Centre for Software Reliability

Staff Profile

Professor John Fitzgerald

Head of the School of Computing

Background

John Fitzgerald is a specialist in rigorous model-based design techniques for the design of cyber-physical systems and systems-of-systems. He studied formal proof (PhD, Manchester Univ.), before joining Newcastle University, where he worked on design techniques for avionic systems with British Aerospace in the 1990s. He went on to study the potential for industrial application of formal modelling as a SERC Fellow and later as a Lecturer at Newcastle. He established the design and validation team at Transitive, a successful SME in the embedded processor market, before returning to the University in 2003.  

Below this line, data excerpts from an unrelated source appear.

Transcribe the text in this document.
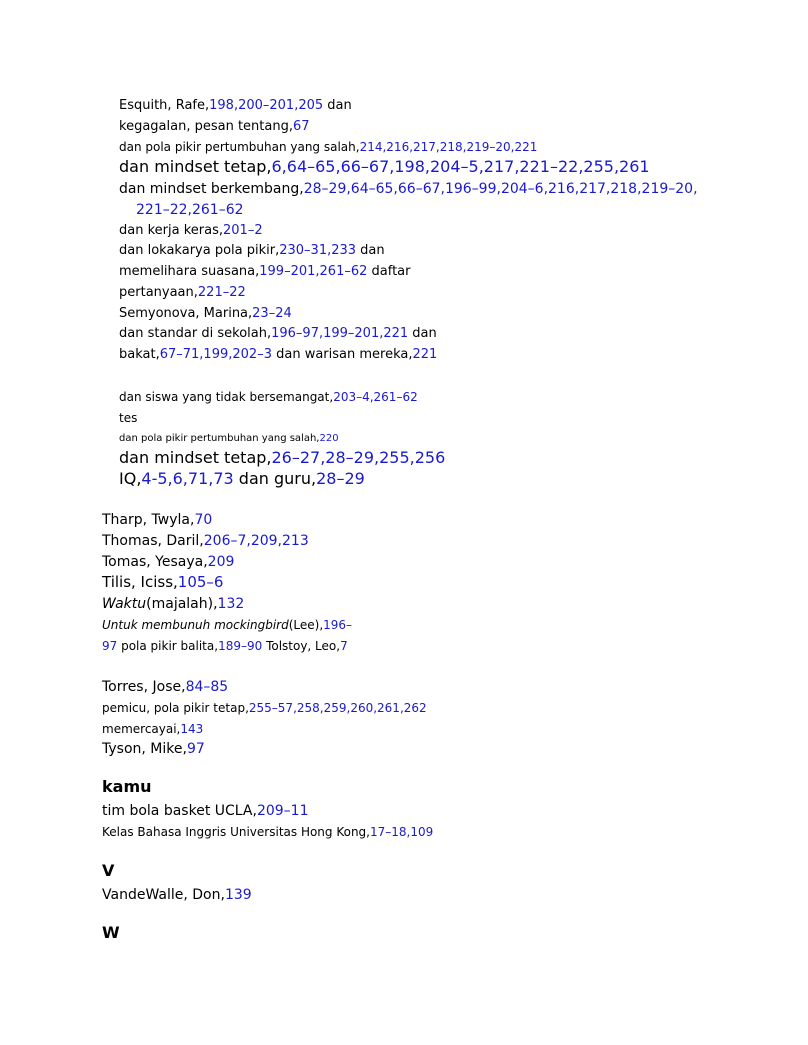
Esquith, Rafe,198,200–201,205 dan
kegagalan, pesan tentang,67
dan pola pikir pertumbuhan yang salah,214,216,217,218,219–20,221
dan mindset tetap,6,64–65,66–67,198,204–5,217,221–22,255,261
dan mindset berkembang,28–29,64–65,66–67,196–99,204–6,216,217,218,219–20,
221–22,261–62
dan kerja keras,201–2
dan lokakarya pola pikir,230–31,233 dan
memelihara suasana,199–201,261–62 daftar
pertanyaan,221–22
Semyonova, Marina,23–24
dan standar di sekolah,196–97,199–201,221 dan
bakat,67–71,199,202–3 dan warisan mereka,221
dan siswa yang tidak bersemangat,203–4,261–62
tes
dan pola pikir pertumbuhan yang salah,220
dan mindset tetap,26–27,28–29,255,256
IQ,4-5,6,71,73 dan guru,28–29
Tharp, Twyla,70
Thomas, Daril,206–7,209,213
Tomas, Yesaya,209
Tilis, Iciss,105–6
Waktu(majalah),132
Untuk membunuh mockingbird(Lee),196–
97 pola pikir balita,189–90 Tolstoy, Leo,7
Torres, Jose,84–85
pemicu, pola pikir tetap,255–57,258,259,260,261,262
memercayai,143
Tyson, Mike,97
kamu
tim bola basket UCLA,209–11
Kelas Bahasa Inggris Universitas Hong Kong,17–18,109
V
VandeWalle, Don,139
W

He was the School's academic lead on the design of the Urban Sciences Building - the first major university building at Newcastle Helix and the home for all our research and teaching activities since autumn 2017. Prior to that, he served as the School's Director of Research (to 2015) and Deputy Head of the School. Since August 2017, he has been Head of the School. 

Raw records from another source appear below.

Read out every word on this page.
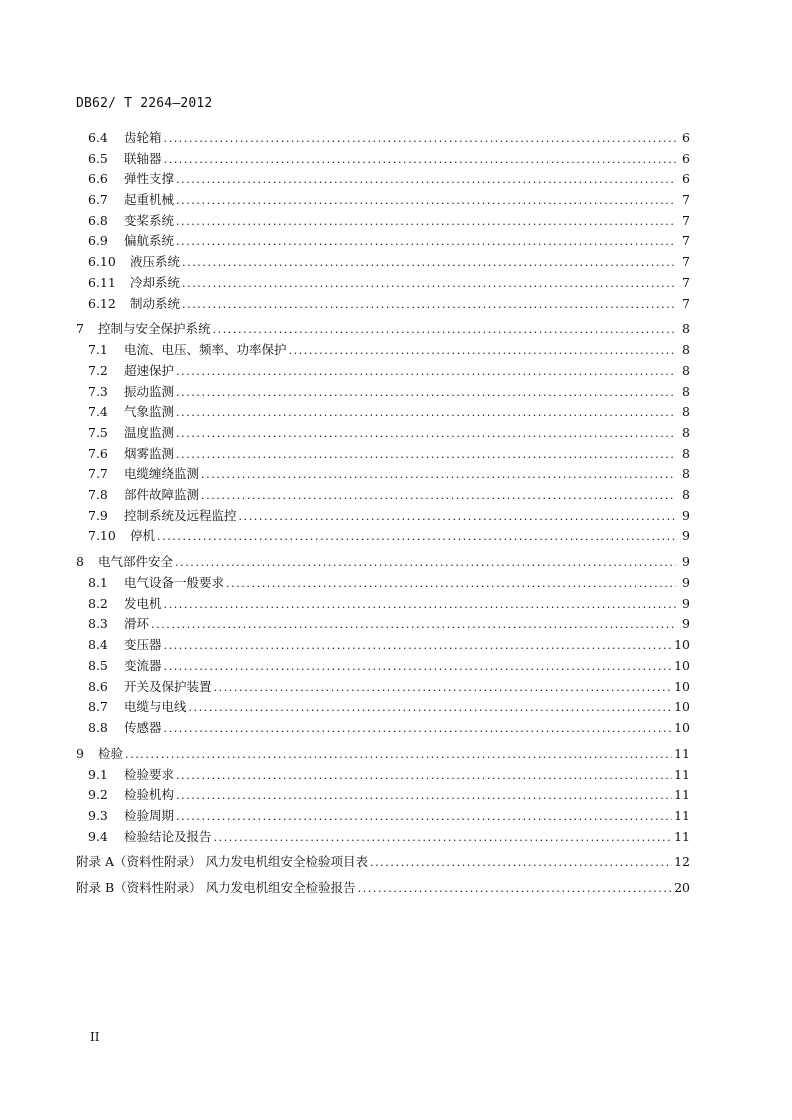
DB62/ T 2264—2012
6.4	齿轮箱 .....	6
6.5	联轴器 .....	6
6.6	弹性支撑 .....	6
6.7	起重机械 .....	7
6.8	变桨系统 .....	7
6.9	偏航系统 .....	7
6.10	液压系统 .....	7
6.11	冷却系统 .....	7
6.12	制动系统 .....	7
7	控制与安全保护系统 .....	8
7.1	电流、电压、频率、功率保护 .....	8
7.2	超速保护 .....	8
7.3	振动监测 .....	8
7.4	气象监测 .....	8
7.5	温度监测 .....	8
7.6	烟雾监测 .....	8
7.7	电缆缠绕监测 .....	8
7.8	部件故障监测 .....	8
7.9	控制系统及远程监控 .....	9
7.10	停机 .....	9
8	电气部件安全 .....	9
8.1	电气设备一般要求 .....	9
8.2	发电机 .....	9
8.3	滑环 .....	9
8.4	变压器 .....	10
8.5	变流器 .....	10
8.6	开关及保护装置 .....	10
8.7	电缆与电线 .....	10
8.8	传感器 .....	10
9	检验 .....	11
9.1	检验要求 .....	11
9.2	检验机构 .....	11
9.3	检验周期 .....	11
9.4	检验结论及报告 .....	11
附录 A（资料性附录） 风力发电机组安全检验项目表 .....	12
附录 B（资料性附录） 风力发电机组安全检验报告 .....	20
II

John recently served for over a decade as Chair of FME, the main European body bringing together researchers and practitioners in rigorous methods of systems development. He is a Fellow of the BCS, a member of the UK Computing Research Committee (UKCRC),  EPSRC College, the ACM, IEEE and INCOSE. He serves on the boards of Dynamo North East and the International Centre for Connected Construction (IC3).

Research

In my research, I develop model-based methods and tools to help in the design of particularly challenging types of product, especially systems that require collaboration between engineering teams of differing backgrounds and disciplines.

My group here in Newcastle undertakes groundbreaking research into co-modelling and co-simulation in the design of trustworthy embedded and cyber-physical systems (in the DESTECS project and in the EPSRC platform grants on Trustworthy Ambient Systems). Our work in the Deploy project concentrated on achieving and demonstrating dependability through the deployment of formal methods in four industry sectors. In 2011-2014 I led the international COMPASS project, developing technology for engineering complex "Systems-of-Systems" that are built from pre-existing systems that might never have been designed with collaboration in mind. These strands of work come together in the work that I now lead on multi-modelling methods in the INTO-CPS project. 

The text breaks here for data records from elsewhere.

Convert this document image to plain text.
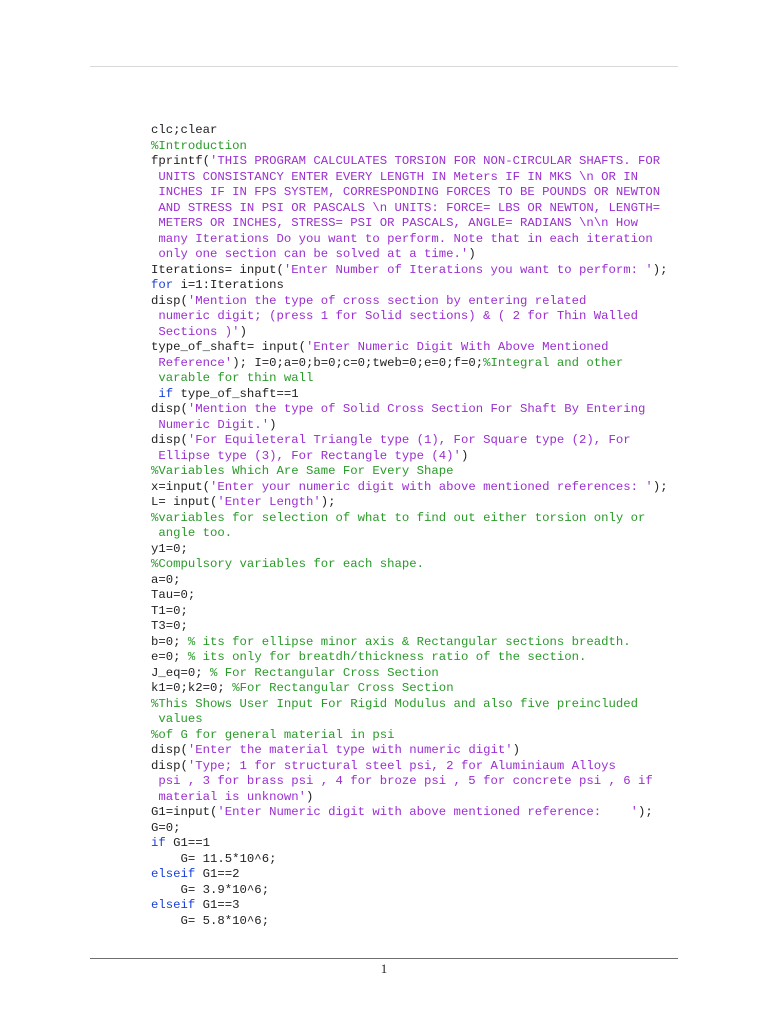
clc;clear
%Introduction
fprintf('THIS PROGRAM CALCULATES TORSION FOR NON-CIRCULAR SHAFTS. FOR
UNITS CONSISTANCY ENTER EVERY LENGTH IN Meters IF IN MKS \n OR IN
INCHES IF IN FPS SYSTEM, CORRESPONDING FORCES TO BE POUNDS OR NEWTON
AND STRESS IN PSI OR PASCALS \n UNITS: FORCE= LBS OR NEWTON, LENGTH=
METERS OR INCHES, STRESS= PSI OR PASCALS, ANGLE= RADIANS \n\n How
many Iterations Do you want to perform. Note that in each iteration
only one section can be solved at a time.')
Iterations= input('Enter Number of Iterations you want to perform: ');
for i=1:Iterations
disp('Mention the type of cross section by entering related
numeric digit; (press 1 for Solid sections) & ( 2 for Thin Walled
Sections )')
type_of_shaft= input('Enter Numeric Digit With Above Mentioned
Reference'); I=0;a=0;b=0;c=0;tweb=0;e=0;f=0;%Integral and other
varable for thin wall
if type_of_shaft==1
disp('Mention the type of Solid Cross Section For Shaft By Entering
Numeric Digit.')
disp('For Equileteral Triangle type (1), For Square type (2), For
Ellipse type (3), For Rectangle type (4)')
%Variables Which Are Same For Every Shape
x=input('Enter your numeric digit with above mentioned references: ');
L= input('Enter Length');
%variables for selection of what to find out either torsion only or
angle too.
y1=0;
%Compulsory variables for each shape.
a=0;
Tau=0;
T1=0;
T3=0;
b=0; % its for ellipse minor axis & Rectangular sections breadth.
e=0; % its only for breatdh/thickness ratio of the section.
J_eq=0; % For Rectangular Cross Section
k1=0;k2=0; %For Rectangular Cross Section
%This Shows User Input For Rigid Modulus and also five preincluded
values
%of G for general material in psi
disp('Enter the material type with numeric digit')
disp('Type; 1 for structural steel psi, 2 for Aluminiaum Alloys
psi , 3 for brass psi , 4 for broze psi , 5 for concrete psi , 6 if
material is unknown')
G1=input('Enter Numeric digit with above mentioned reference:    ');
G=0;
if G1==1
G= 11.5*10^6;
elseif G1==2
G= 3.9*10^6;
elseif G1==3
G= 5.8*10^6;
1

The impact of my group's research has been felt in the development of model-based engineering methods that have been successfully applied in areas as diverse as firmware design and options trading. We play a leading role in one of the first EU Horizon 2020 Innovation Actions, CPSELabs, and more recently HUBCAP, in which we provide funding and support to small amd mdedium-sized businesses wanting to innovate with model-based design technology for cyber-physical systems. 

Our team played a key role in two EU Horizon 2020 Support Actions in the area of Cyber-Physical Systems. In TAMS4CPS we  a research agenda for Transatlantic cooperation on modelling and simulation for CPSs, while in Road2CPS developed roadmaps, constituencies of interest and mechanisms to multiply the impact of CPS research. 


Teaching

Postgraduate Teaching

Many of the most influential projects and products today are not solely mechanical, physical, electrical or electronic but are developed by multidisciplinary teams - often with digital and computing skills adding much of the value. In spite of this, there's a shortage of graduates who are expert in depth in one dicipline but who also have the skills to work successfully in such teams in the future. We've created an MSc programme in Smart Systems Engineering that welcomes professionals and graduates in engineering or computing, and offers the opportunity study the new generation of systems that are  resilient, distributed, mobile and smart, and - crucially - understand the tools, methods and skills that are needed to create and maintain them. in the 2021/22 year, I'll be teaching on the Group Project and Research module as part of this programme. 

    Some years ago, I founded MSc programme in security and resilience, which is now our MSc in Cybersecurity.

    Undergraduate Teaching In 2021/22, I'll be leading a new Stage 3 undergraduate module on Research methods and Project Skills, taken by all our undergraduate computer scientists.